This week we have just a couple Whole Farm baskets. They contain a cucumber, an Ichiban eggplant, a buttercup squash, 2/3 lb. okra, 1/2 lb. small-medium bell peppers, and a dozen medium, Grade A eggs.
Now to the real news: exciting things have been happening at the farm this week! For one thing, we now have a tractor with a five foot wide tiller that can make quick work of planting preparation! Quick work of almost anything, really. The most-used phrase of the weekend was: “Can’t you use the tractor to do [whatever task at hand]?” With the new tractor, we prepared the ground on which the raised beds will be placed, tilled the entire fall field, leveled ground in various places, pulled broken limbs out of trees (a real nail-biter), and mowed grass. I say we, but my tractor certification level only allowed me to drive the tractor 20 feet in a straight line and raise and lower the bucket 2 feet. But still!

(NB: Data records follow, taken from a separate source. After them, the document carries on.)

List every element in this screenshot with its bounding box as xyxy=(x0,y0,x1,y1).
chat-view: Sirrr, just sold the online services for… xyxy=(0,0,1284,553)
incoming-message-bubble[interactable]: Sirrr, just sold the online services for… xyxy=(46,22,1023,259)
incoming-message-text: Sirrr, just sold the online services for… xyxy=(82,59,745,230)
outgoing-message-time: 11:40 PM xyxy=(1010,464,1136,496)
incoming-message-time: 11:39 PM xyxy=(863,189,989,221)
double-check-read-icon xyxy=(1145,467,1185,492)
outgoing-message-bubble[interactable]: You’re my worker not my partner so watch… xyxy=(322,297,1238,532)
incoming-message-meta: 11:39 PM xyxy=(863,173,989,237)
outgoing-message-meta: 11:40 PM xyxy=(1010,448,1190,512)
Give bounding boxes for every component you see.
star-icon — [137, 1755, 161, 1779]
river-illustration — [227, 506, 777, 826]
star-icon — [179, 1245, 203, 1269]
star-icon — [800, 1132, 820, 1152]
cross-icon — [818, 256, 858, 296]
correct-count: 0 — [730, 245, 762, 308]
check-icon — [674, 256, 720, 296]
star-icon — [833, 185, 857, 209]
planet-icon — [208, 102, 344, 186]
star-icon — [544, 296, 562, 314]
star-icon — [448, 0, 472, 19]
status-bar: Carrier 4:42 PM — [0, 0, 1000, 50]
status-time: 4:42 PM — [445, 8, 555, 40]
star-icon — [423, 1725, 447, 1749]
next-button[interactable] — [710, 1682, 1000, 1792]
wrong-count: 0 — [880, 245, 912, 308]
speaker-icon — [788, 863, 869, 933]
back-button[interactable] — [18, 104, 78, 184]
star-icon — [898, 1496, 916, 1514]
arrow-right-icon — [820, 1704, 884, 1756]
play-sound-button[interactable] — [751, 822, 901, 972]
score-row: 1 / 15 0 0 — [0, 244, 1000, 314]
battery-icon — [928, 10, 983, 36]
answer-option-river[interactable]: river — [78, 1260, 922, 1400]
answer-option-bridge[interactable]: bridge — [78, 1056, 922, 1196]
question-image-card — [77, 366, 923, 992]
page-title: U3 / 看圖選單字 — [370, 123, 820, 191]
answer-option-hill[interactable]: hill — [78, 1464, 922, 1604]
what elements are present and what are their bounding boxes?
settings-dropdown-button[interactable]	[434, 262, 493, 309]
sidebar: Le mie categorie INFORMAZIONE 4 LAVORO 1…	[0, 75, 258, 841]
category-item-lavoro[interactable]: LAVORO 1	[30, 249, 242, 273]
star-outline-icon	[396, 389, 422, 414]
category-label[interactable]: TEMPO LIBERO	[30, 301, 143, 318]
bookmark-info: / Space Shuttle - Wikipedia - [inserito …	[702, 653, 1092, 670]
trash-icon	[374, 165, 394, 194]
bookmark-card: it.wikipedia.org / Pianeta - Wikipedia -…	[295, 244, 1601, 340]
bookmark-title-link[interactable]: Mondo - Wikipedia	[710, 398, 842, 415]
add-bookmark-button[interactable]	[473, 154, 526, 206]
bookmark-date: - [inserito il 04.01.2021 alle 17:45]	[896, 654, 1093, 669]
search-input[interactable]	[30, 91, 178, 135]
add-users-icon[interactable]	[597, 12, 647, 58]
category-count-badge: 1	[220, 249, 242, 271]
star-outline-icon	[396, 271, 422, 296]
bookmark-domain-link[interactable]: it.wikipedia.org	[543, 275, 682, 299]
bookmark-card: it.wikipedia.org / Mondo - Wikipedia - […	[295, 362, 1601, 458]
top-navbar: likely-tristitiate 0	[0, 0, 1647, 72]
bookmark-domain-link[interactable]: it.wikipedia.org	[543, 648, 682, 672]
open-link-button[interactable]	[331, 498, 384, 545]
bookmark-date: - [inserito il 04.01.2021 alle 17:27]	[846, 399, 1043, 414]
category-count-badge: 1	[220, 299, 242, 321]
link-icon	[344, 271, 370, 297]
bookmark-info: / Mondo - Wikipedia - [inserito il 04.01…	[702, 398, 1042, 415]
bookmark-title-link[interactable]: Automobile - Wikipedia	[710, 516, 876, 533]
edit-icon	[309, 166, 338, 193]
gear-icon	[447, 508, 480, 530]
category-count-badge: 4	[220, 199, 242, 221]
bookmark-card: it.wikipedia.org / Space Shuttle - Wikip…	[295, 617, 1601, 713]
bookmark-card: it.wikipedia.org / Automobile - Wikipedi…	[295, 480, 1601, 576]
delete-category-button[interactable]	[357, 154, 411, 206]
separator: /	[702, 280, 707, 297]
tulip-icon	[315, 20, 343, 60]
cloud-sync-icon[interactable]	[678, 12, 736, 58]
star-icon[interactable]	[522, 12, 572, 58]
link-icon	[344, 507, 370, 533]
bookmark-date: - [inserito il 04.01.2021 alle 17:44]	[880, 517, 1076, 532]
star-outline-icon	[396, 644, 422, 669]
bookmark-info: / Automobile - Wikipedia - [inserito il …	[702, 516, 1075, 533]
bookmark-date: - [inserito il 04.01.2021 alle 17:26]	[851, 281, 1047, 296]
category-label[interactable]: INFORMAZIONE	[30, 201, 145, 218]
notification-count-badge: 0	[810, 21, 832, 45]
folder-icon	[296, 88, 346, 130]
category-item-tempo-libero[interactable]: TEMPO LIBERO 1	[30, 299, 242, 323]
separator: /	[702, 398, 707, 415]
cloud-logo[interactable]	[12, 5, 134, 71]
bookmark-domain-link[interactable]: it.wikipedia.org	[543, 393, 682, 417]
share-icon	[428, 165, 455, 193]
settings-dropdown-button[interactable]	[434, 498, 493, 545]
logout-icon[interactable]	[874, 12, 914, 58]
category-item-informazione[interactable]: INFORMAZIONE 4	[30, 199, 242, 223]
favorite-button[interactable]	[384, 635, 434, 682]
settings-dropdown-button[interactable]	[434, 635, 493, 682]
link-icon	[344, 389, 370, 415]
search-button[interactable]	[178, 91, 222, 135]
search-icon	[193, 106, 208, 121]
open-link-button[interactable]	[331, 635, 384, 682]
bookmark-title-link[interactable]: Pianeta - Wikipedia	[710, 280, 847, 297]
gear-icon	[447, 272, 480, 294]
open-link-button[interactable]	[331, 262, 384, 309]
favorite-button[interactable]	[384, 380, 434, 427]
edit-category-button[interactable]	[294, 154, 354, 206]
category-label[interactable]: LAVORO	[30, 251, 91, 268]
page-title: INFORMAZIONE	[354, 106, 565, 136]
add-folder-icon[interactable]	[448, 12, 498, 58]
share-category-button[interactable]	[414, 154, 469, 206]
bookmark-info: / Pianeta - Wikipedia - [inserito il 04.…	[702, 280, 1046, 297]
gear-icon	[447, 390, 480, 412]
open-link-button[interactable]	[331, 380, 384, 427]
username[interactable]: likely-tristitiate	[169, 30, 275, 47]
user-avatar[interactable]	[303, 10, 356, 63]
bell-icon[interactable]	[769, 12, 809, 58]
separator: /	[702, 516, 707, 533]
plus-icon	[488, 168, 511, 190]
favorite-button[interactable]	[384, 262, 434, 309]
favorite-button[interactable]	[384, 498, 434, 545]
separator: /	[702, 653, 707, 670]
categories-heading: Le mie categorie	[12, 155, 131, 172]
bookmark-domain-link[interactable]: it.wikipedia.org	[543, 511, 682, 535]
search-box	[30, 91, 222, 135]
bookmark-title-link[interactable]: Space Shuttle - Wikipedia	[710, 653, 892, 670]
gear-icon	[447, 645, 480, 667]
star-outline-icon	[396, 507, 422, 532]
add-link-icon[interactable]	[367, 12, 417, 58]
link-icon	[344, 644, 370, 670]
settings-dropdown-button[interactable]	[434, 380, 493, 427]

In other exciting news, shiitake mushrooms have begun emerging from the logs we inoculated in February. Logs from recently felled oak trees are one of the preferred substrates from which shiitake mushrooms grow. In Japanese, the “shii” of shiitake refers to a single species of tree, Japanese chinquapin (Castanopsis cuspidata), a member of the same plant family as oaks, on which shiitake mushrooms are traditionally grown. The second half of the word, “take”, means mushroom. When we were scouting for trees in the winter, we were having a hard time finding deciduous oak trees to cut, though we did fell one red oak. Sweet gum was another preferred species listed for shiitake cultivation, and we had much less trouble finding a sweet gum tree to sacrifice on behalf of future shiitake mushrooms. Interestingly, all of the logs that are currently producing mushrooms are sweet gum. Additionally, we started with a shiitake kit that included one type of shiitake from each of the three strains: cold weather, warm weather, and wide range. These strain designations refer to the temperatures at which the strains produce fruit (i.e., mushrooms), not the conditions in which the strains can live. Not surprisingly then, we have seen some fruiting from both our warm weather (Night Velvet) and wide range (WR46) strains, but none so far from the cold weather strain (Snow Cap). Given that this is our first flush of mushrooms and we have so few logs, it’s still uncertain whether we will have any to sell this year, but it was exciting news that had to be shared!
We also pulled up all of the squash and pumpkins this weekend after coming to the realization that they were not going to become productive members of the farm. Even though planting winter squash in mid-summer in southwest Georgia was not a recipe for success, the winter squash (butternut) that we planted in spring did much better. Next year we may experiment with an earlier planting of some of the other winter squash (acorn, spaghetti, buttercup) as well.